Biostatistics. 2001 Dec;2(4):397-416. doi: 10.1093/biostatistics/2.4.397.
Recent advances in statistical software have led to the rapid diffusion of new methods for modelling longitudinal data. Multilevel (also known as hierarchical or random effects) models for binary outcomes have generally been based on a logistic-normal specification, by analogy with earlier work for normally distributed data. The appropriate application and interpretation of these models remains somewhat unclear, especially when compared with the computationally more straightforward semiparametric or 'marginal' modelling (GEE) approaches. In this paper we pose two interrelated questions. First, what limits should be placed on the interpretation of the coefficients and inferences derived from random-effect models involving binary outcomes? Second, what diagnostic checks are appropriate for evaluating whether such random-effect models provide adequate fits to the data? We address these questions by means of an extended case study using data on adolescent smoking from a large cohort study. Bayesian estimation methods are used to fit a discrete-mixture alternative to the standard logistic-normal model, and posterior predictive checking is used to assess model fit. Surprising parallels in the parameter estimates from the logistic-normal and mixture models are described and used to question the interpretability of the so-called 'subject-specific' regression coefficients from the standard multilevel approach.
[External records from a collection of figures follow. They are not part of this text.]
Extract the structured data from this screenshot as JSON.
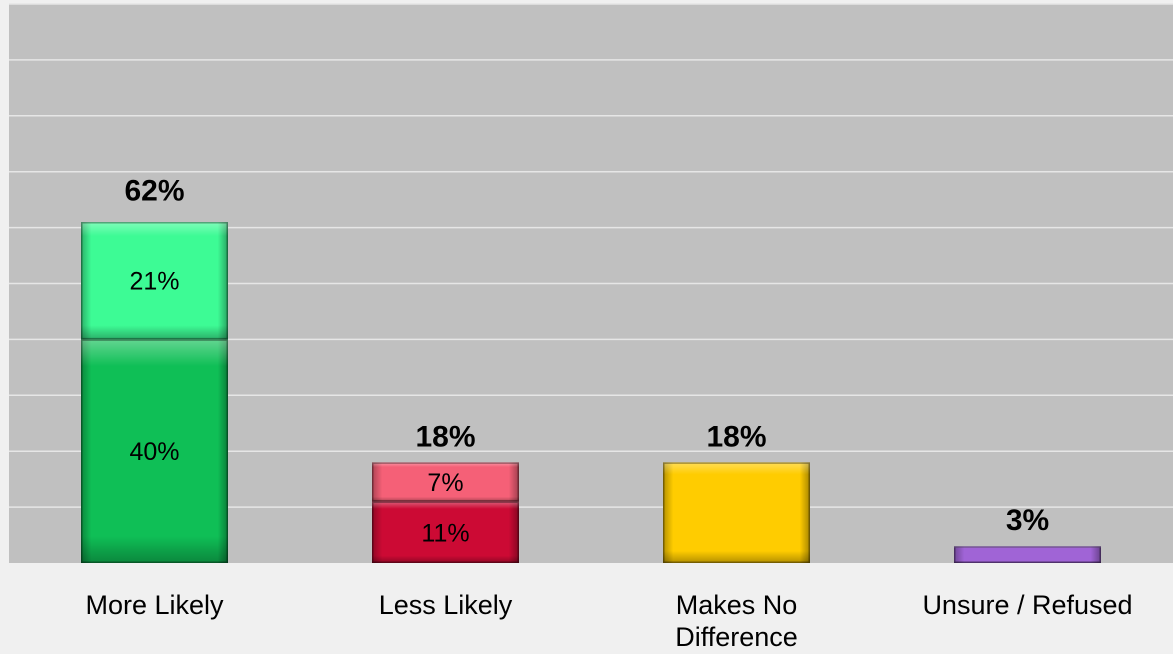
{
  "chart_data": {
    "type": "bar",
    "stacked": true,
    "categories": [
      "More Likely",
      "Less Likely",
      "Makes No Difference",
      "Unsure / Refused"
    ],
    "category_labels": [
      [
        "More Likely"
      ],
      [
        "Less Likely"
      ],
      [
        "Makes No",
        "Difference"
      ],
      [
        "Unsure / Refused"
      ]
    ],
    "totals": [
      62,
      18,
      18,
      3
    ],
    "total_labels": [
      "62%",
      "18%",
      "18%",
      "3%"
    ],
    "segments": [
      [
        {
          "value": 40,
          "label": "40%",
          "color": "#0fbf56"
        },
        {
          "value": 21,
          "label": "21%",
          "color": "#3dfb95"
        }
      ],
      [
        {
          "value": 11,
          "label": "11%",
          "color": "#cc0a34"
        },
        {
          "value": 7,
          "label": "7%",
          "color": "#f56077"
        }
      ],
      [
        {
          "value": 18,
          "label": "",
          "color": "#ffcc00"
        }
      ],
      [
        {
          "value": 3,
          "label": "",
          "color": "#a064d6"
        }
      ]
    ],
    "ylim": [
      0,
      100
    ],
    "grid": true,
    "legend": "none",
    "plot_background": "#c0c0c0",
    "gridline_color": "#e6e6e6"
  }
}
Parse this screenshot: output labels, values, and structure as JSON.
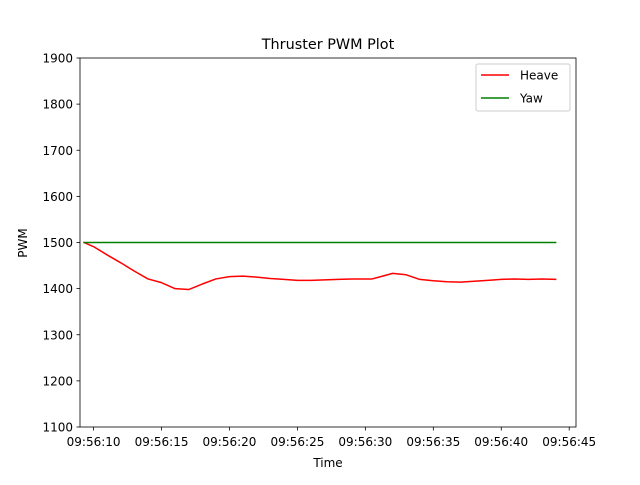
{
  "chart_data": {
    "type": "line",
    "title": "Thruster PWM Plot",
    "xlabel": "Time",
    "ylabel": "PWM",
    "x_unit": "time of day (HH:MM:SS)",
    "xlim": [
      "09:56:09",
      "09:56:45.5"
    ],
    "ylim": [
      1100,
      1900
    ],
    "xticks": [
      "09:56:10",
      "09:56:15",
      "09:56:20",
      "09:56:25",
      "09:56:30",
      "09:56:35",
      "09:56:40",
      "09:56:45"
    ],
    "yticks": [
      1100,
      1200,
      1300,
      1400,
      1500,
      1600,
      1700,
      1800,
      1900
    ],
    "grid": false,
    "legend_position": "top-right",
    "series": [
      {
        "name": "Heave",
        "color": "#ff0000",
        "x": [
          "09:56:09.3",
          "09:56:10.0",
          "09:56:11.0",
          "09:56:12.0",
          "09:56:13.0",
          "09:56:14.0",
          "09:56:15.0",
          "09:56:16.0",
          "09:56:17.0",
          "09:56:18.0",
          "09:56:19.0",
          "09:56:20.0",
          "09:56:21.0",
          "09:56:22.0",
          "09:56:23.0",
          "09:56:24.0",
          "09:56:25.0",
          "09:56:26.0",
          "09:56:27.0",
          "09:56:28.0",
          "09:56:29.0",
          "09:56:30.0",
          "09:56:30.5",
          "09:56:31.0",
          "09:56:32.0",
          "09:56:33.0",
          "09:56:34.0",
          "09:56:35.0",
          "09:56:36.0",
          "09:56:37.0",
          "09:56:38.0",
          "09:56:39.0",
          "09:56:40.0",
          "09:56:41.0",
          "09:56:42.0",
          "09:56:43.0",
          "09:56:44.0"
        ],
        "y": [
          1500,
          1491,
          1473,
          1456,
          1438,
          1421,
          1413,
          1400,
          1398,
          1410,
          1421,
          1426,
          1427,
          1425,
          1422,
          1420,
          1418,
          1418,
          1419,
          1420,
          1421,
          1421,
          1421,
          1425,
          1433,
          1430,
          1420,
          1417,
          1415,
          1414,
          1416,
          1418,
          1420,
          1421,
          1420,
          1421,
          1420
        ]
      },
      {
        "name": "Yaw",
        "color": "#008000",
        "x": [
          "09:56:09.3",
          "09:56:44.0"
        ],
        "y": [
          1500,
          1500
        ]
      }
    ]
  }
}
Posterior predictive checks suggest a serious lack of fit of both multilevel models. The results do not provide final answers to the two questions posed, but we expect that lessons learned from the case study will provide general guidance for further investigation of these important issues.
统计软件的最新进展促使用于纵向数据建模的新方法迅速传播。二元结局的多水平(也称为分层或随机效应)模型通常基于逻辑正态规范,这是类比早期针对正态分布数据的工作。这些模型的恰当应用和解释仍有些不明确,特别是与计算上更直接的半参数或“边际”建模(广义估计方程)方法相比时。在本文中,我们提出两个相互关联的问题。第一,对于涉及二元结局的随机效应模型得出的系数解释和推断应设置哪些限制?第二,哪些诊断检验适用于评估此类随机效应模型是否对数据提供了充分拟合?我们通过一项扩展的案例研究来解决这些问题,该研究使用了来自一项大型队列研究的青少年吸烟数据。采用贝叶斯估计方法来拟合标准逻辑正态模型的离散混合替代模型,并使用后验预测检验来评估模型拟合。描述了逻辑正态模型和混合模型参数估计中令人惊讶的相似之处,并据此对标准多水平方法中所谓的“个体特定”回归系数的可解释性提出质疑。后验预测检验表明这两种多水平模型均严重缺乏拟合。研究结果并未为所提出的两个问题提供最终答案,但我们期望从该案例研究中吸取的经验教训将为进一步研究这些重要问题提供一般性指导。